For most films seeking a mass audience, the best we can hope for is that they leave some time for reflection amid the whizzes and bangs, the laugh lines and shock cuts. Catalan director Carla Simón’s Summer 1993 is all reflection, a childhood memory film as vividly realized as Carlos Saura’s Cria Cuervos!, but with a style and circumspection that are all Simón’s own.
This clear-eyed debut feature, a lovely amble about change, family and mourning, won’t secure that mass audience, even if its themes will resonate with anyone who has ever felt displaced. Straddling the nexus of approachable and radical, simple and complex, Summer 1993 moves not with the plot-driven momentum of traditional narrative features but with the unhurried tempo of its titular season. I never thought I’d say this, but by all means, watch it on a tablet while lounging on a hammock on a lazy Sunday.
We first meet Frida (Laia Artigas), a child of no more than 8, watching with trademark ambivalence as her extended family members pack away her belongings in boxes.

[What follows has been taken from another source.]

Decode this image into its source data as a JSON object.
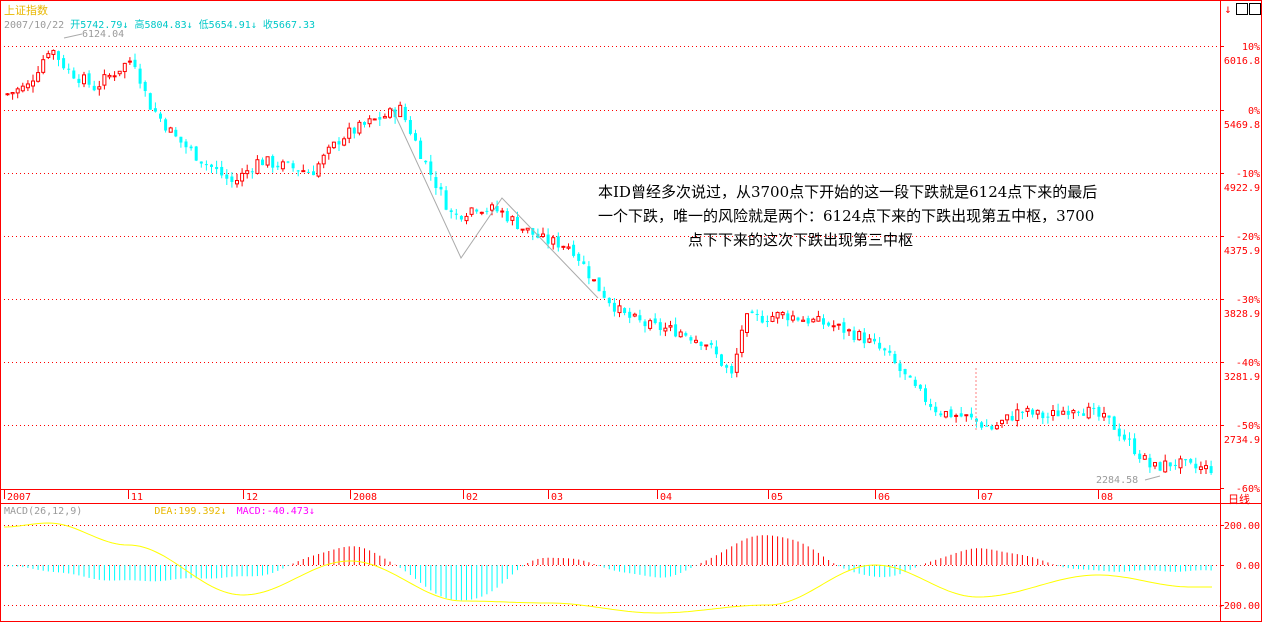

It’s a time of fireworks and revelry in Barcelona, but Frida has little to celebrate: Her mother has just died, a victim of Spain’s epidemic of drug-related AIDS. Thanks to a stipulation in her mother’s will, Frida is soon to be spirited away to the Catalan countryside to live with her aunt and uncle, Marga and Esteve (Bruna Cusi and David Verdaguer), who have a young child of their own, Anna (Paula Robles).
With its garden and henhouse, its communal meals and evenings filled with live music, Frida’s new environment is a far cry from the urban bustle of her mother’s home. She explores this territory with timid hesitance, then small acts of rebellion, like the impetuous provocation of tossing a comb out a car window. As with many a younger sister, Anna becomes a rival and nuisance to the older girl, and their petty clashes for dominance and parental approval could fill pages of child-psychology textbooks.
Inspired by Simon’s own relocation, as a young child, to Catalonia after the death of her mother, Summer 1993 is a memoir whose wisdom of hindsight doesn’t smooth over her young avatar’s flaws, or over-intellectualize her actions. Frida is a manipulator who seems to take secretive satisfaction, if not delight, in the misbehavior she fosters in Anna, but Simón judges no one. Shot almost entirely from Frida’s vertically challenged vantage, the movie is infused with the sensation of a child just being, lending the project the texture of an ethnographic documentary — a meandering voyage of discovery for everyone involved.
This includes Marga and Esteve, first gamely and then compassionately taking on another family member who isn’t used to their self-reliant lifestyle. Marga, in particular, pushes Frida in ways the child’s parents never did, from tying her own shoelaces to completing family chores. Simón presents the contrast between this approach and Frida’s hovering — some would say coddling — grandparents, who attempt to wrest control of Frida’s upbringing during their visits to the farmhouse. Thus, Summer 1993 weighs the value of free-range vs. helicopter parenting, but utterly without didacticism.
With child performances, it’s difficult to say if Laia Artigas is a star in the making, but her understanding of Frida’s complicated emotional canvas is a treasure to watch. Simón selected her from 1,000 child actors — she has said that Artigas was the second-to-last girl who auditioned — and Artigas channels Frida’s delicate combination of uncertainty, distemper and cunning.
Moreover, she embodies the messiness of life, and the control we are sometimes forced to relinquish, especially in the face of unforeseen tragedy. There’s a lot roiling under the film’s bucolic surfaces. It’s ultimately about a path toward healing, of accepting life’s traumas. As Simón shows us, these revelations can manifest in beautiful and unexpected ways. What a superb summer excursion.
SUMMER 1993. Director: Carla Simón; Cast: Laia Artigas, Bruna Cusi, Paula Robles, David Verdaguer, Paulo Blanco, Jordi Figueras; Distributor: Oscilloscope; Not rated; in Catalan with English subtitles. Opens Friday at Living Room Theaters in Boca Raton and the Classic Gateway Theater in Fort Lauderdale.